10. An open-end spinning device for spinning fibers together into a thread, the open-end spinning device comprising:

two friction rollers for being driven in the same direction, said two friction rollers defining a spinning nip and a yarn forming zone therebetween for receiving and twisting the fibers into threads; at least one of said two friction rollers rotating in a direction for delivering the fibers to said spinning nip, said at least one of said two friction rollers having a casing surface through which suction may be applied, said at least one of said two friction rollers being for conveying the fibers received thereby on said casing surface thereof into said spinning nip;

a first suction sector associated with said at least one of said two friction rollers for providing suction in said spinning nip in the range of said yarn forming zone, said first suction sector extending peripherally about said casing surface from said yarn forming zone to said spinning nip;

a second suction sector of lesser suction than said first suction sector associated with said at least one of said two friction rollers for providing suction about said casing surface, said second suction sector preceding said first suction sensor for conveying fibers into the yarn forming zone;

a moving guide surface for moving fibers towards said spinning nip; and

a collecting groove spaced from said spinning nip, said collecting groove being defined by said casing surface rotating in said direction for delivering fibers to said spinning nip and by said moving guide surface; said moving guide surface moving in said direction for delivering fibers to said spinning notch at a speed substantially equal to the surface speed of said casing surface.

11. An open-end spinning device for spinning fibers, comprising two friction rollers driven in the same direction and forming a yarn forming zone and a spinning nip therebetween for receiving fibers, wherein at least one of said two friction rollers is provided with a first sector subjected to suction in said spinning nip, in the range of said yarn forming zone, the width of said first sector extending, in the peripheral sense, from said yarn forming zone through said spinning nip to beyond a plane connecting the axes of said two friction rollers, and wherein the middle of said first sector is located at a distance from said plane connecting the axes of said two friction rollers, in the peripheral sense, on the side of said plane opposite to said spinning nip.

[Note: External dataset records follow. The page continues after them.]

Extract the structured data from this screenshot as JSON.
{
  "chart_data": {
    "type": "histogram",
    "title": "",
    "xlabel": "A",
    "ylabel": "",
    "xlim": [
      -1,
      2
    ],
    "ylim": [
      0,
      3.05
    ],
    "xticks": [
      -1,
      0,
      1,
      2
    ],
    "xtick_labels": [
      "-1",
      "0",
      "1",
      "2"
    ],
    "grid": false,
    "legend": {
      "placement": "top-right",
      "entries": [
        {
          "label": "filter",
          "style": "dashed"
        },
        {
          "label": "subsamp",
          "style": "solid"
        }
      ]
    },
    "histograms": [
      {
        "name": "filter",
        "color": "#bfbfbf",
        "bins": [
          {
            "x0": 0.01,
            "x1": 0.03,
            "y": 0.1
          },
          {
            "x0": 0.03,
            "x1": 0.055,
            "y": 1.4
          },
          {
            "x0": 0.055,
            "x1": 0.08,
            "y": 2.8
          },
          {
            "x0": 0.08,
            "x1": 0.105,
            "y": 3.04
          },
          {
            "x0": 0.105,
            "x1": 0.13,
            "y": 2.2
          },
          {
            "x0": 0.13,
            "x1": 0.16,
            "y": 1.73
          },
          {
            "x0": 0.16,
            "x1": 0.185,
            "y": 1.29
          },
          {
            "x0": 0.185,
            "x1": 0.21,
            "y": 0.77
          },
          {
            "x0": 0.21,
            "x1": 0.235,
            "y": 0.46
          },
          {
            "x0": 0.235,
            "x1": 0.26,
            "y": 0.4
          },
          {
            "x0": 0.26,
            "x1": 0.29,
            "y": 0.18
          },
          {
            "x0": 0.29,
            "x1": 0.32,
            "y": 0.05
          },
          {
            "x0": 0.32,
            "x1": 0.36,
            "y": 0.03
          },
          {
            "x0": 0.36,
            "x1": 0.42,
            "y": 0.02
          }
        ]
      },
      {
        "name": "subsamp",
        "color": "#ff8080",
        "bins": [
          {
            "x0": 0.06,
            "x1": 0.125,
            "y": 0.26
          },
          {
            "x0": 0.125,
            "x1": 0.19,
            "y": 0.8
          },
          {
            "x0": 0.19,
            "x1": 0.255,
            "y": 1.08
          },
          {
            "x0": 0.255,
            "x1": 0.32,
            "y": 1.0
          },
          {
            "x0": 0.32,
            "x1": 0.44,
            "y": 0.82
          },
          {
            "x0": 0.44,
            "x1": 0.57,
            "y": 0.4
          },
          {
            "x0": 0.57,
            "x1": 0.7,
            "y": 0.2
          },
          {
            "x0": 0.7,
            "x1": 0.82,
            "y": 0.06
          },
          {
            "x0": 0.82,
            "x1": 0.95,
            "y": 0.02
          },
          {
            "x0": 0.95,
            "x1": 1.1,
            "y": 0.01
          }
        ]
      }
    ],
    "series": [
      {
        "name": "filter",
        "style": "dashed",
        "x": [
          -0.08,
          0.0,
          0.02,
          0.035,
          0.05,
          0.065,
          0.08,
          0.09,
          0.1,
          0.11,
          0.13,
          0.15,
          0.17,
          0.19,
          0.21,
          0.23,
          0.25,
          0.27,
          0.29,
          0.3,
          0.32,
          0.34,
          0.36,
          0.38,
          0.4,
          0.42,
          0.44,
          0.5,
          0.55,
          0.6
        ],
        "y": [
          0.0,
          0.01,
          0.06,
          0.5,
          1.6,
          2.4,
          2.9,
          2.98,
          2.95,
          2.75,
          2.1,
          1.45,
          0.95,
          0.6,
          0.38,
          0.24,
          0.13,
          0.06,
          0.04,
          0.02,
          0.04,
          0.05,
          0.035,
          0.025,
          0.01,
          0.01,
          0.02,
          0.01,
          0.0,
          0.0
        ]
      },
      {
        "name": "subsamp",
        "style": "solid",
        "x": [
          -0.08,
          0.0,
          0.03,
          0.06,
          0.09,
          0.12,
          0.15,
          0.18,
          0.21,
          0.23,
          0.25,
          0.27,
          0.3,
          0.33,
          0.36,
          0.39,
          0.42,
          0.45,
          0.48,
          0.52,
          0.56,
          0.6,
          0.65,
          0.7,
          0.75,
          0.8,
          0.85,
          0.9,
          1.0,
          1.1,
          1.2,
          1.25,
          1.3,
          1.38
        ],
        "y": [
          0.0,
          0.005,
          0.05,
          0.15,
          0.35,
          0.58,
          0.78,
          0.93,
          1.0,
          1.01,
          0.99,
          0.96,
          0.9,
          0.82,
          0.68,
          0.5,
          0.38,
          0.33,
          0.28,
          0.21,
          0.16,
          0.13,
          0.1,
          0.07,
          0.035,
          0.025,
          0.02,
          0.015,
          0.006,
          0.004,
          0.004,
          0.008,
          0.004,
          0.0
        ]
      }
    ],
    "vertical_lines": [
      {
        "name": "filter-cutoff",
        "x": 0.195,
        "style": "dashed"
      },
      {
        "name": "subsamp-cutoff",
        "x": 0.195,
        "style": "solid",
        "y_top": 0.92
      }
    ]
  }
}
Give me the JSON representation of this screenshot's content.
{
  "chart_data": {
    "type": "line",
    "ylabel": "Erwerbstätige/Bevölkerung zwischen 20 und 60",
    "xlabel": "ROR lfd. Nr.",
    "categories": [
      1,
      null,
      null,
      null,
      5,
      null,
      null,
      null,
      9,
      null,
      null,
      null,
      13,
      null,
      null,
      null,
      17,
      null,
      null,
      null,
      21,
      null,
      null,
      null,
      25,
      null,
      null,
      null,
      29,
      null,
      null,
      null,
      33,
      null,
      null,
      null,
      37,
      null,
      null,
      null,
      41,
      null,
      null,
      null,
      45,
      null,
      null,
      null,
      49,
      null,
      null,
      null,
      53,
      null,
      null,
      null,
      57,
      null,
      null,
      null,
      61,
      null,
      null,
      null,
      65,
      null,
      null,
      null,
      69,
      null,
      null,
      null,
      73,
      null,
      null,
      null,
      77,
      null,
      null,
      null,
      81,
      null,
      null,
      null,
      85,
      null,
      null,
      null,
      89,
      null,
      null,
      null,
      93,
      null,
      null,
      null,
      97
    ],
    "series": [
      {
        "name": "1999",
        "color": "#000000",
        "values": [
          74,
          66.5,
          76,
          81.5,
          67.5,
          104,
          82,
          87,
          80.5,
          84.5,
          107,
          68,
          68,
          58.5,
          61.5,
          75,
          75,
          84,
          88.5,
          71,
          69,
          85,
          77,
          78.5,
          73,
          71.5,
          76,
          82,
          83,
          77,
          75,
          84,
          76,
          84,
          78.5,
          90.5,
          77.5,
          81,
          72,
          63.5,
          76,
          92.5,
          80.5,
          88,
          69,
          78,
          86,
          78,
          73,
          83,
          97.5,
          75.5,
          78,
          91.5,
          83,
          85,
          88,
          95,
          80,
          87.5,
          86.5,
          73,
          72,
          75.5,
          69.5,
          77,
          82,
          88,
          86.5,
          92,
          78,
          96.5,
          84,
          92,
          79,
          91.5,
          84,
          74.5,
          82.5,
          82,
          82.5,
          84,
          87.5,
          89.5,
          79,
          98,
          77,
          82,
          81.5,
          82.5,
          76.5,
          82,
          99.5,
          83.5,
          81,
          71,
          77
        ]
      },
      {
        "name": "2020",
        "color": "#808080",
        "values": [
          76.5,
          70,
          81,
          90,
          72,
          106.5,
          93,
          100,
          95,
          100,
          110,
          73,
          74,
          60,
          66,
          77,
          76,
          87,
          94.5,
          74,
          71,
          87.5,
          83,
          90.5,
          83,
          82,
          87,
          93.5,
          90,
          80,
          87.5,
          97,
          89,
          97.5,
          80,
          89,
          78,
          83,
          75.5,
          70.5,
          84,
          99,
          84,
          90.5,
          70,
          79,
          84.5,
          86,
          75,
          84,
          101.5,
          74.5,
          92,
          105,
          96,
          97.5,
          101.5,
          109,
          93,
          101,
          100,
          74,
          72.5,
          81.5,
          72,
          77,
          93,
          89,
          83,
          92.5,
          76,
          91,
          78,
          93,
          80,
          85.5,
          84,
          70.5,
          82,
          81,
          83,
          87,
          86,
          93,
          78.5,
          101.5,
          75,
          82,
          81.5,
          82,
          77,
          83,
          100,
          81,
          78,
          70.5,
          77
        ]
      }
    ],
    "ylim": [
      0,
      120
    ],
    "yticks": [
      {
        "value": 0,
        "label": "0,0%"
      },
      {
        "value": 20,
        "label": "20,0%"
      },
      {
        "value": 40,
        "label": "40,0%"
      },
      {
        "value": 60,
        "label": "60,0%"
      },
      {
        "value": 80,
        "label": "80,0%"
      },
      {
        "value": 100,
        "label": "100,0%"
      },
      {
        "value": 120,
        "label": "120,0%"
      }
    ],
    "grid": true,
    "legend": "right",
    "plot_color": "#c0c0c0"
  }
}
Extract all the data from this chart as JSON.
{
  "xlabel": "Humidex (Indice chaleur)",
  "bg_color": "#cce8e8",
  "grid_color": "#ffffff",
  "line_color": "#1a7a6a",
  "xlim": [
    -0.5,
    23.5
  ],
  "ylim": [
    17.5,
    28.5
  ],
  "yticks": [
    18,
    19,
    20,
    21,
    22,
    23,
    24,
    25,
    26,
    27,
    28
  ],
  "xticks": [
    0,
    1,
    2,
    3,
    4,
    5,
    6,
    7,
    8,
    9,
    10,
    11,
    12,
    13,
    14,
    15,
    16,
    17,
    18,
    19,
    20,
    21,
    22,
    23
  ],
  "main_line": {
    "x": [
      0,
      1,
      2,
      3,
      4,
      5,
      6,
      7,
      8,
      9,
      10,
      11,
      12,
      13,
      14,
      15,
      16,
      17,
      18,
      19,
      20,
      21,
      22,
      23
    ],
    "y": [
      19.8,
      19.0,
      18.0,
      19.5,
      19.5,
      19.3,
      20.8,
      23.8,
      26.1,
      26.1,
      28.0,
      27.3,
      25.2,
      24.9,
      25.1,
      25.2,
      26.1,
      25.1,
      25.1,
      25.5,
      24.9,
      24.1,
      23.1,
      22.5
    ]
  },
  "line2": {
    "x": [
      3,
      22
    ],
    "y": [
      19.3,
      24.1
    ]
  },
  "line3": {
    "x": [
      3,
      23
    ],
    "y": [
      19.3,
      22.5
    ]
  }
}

12. An open-end spinning device as defined in claim 1, wherein the width of said first sector is between 4 and 8 mm.

13. An open-end spinning device as defined in claim 1, wherein the width of said first sector is 6 mm.

14. A open-end spinning device as defined in claim 1, wherein one of said two friction rollers rotates toward the spinning nip in the direction which the spinning nip receives fibers, said one of said two friction rollers being provided with said first sector.

15. An open-end spinning device as defined in claim 14, wherein a second sector of lesser suction than said first sector is provided said one of said two friction rollers, preceding said first sector, for conveying fibers into said yarn forming zone.